Mechanistically, vitamin D may support cognition via modulation of neurotrophins (e.g., increased hippocampal BDNF), neuroinflammation, calcium homeostasis, and cerebrovascular integrity.³,¹⁷,²⁰ Narrative and structured reviews increasingly implicate BDNF-related pathways, with some reports of improved mood scores and modest BDNF increases following supplementation when baseline levels are low.¹⁷,²4 Still, causality remains uncertain.

Our results complement trial evidence while highlighting a key distinction: most large RCTs in nondepressed or mixed older adults—often with near-sufficient baseline 25(OH)D—show null effects on incident depression or global cognition.⁵,²³,⁸,¹¹ Meta-analyses, however, suggest potential antidepressant effects in adults with primary depression at higher doses or with insufficiency,⁶,¹4 and small trials indicate domain-specific cognitive signals in selected subgroups.⁸ The heterogeneity underscores that, although low vitamin D correlates with worse cognition in LLD (as here), supplementation may not uniformly reverse deficits, particularly if deficiency is not present or if vascular/inflammatory drivers dominate.

Clinical implications are pragmatic: prevalence of hypovitaminosis D in older adults with depression is high in our sample and others,¹,²¹ and current endocrine guidance supports empiric supplementation for adults ≥75 years or other risk groups while discouraging routine population testing.⁸,¹⁹ Correcting deficiency is safe, inexpensive, and may contribute to multidomain care alongside evidence-based depression treatments, cognitive training, exercise, vascular risk control, and sleep optimization.²²

Strengths include focused enrollment of geriatric MDD patients, standardized LC–MS/MS vitamin D assay, and control for multiple confounders.
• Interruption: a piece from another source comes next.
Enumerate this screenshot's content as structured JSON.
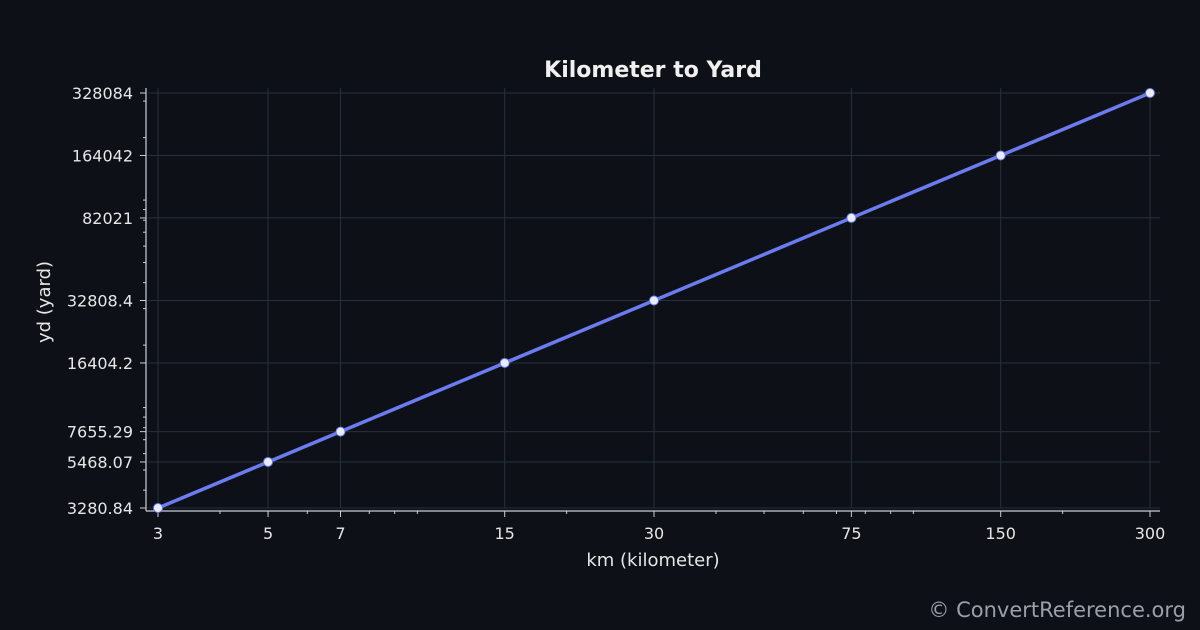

Limitations include cross-sectional design (precluding causality), single-center sampling, and residual confounding (e.g., sun exposure, diet). Cognitive assessment relied on MoCA-Basic and select executive/attention tests; comprehensive neuropsychological batteries and longitudinal follow-up would refine domain-specific trajectories. Interventional studies that target deficient LLD patients, stratify by baseline 25(OH)D, and assess BDNF/inflammatory biomarkers may clarify who benefits cognitively.

In summary, within geriatric depression, lower 25(OH)D is robustly associated with worse cognition. Pending definitive trials in this high-risk phenotype, it is reasonable to screen for and correct deficiency as part of comprehensive LLD care while setting expectations that supplementation complements—but does not replace—standard depression and cognitive interventions.⁵,⁸

Conclusion

Among older adults with major depression, vitamin D deficiency and insufficiency are common and correlate with worse global and executive cognitive performance independent of age, education, comorbidity, and treatment. While trials in unselected elders often show null effects of supplementation on mood or cognition, targeted correction of deficiency within geriatric depression may be a rational adjunct to multimodal care. Longitudinal and interventional studies in vitamin D–deficient LLD cohorts are warranted.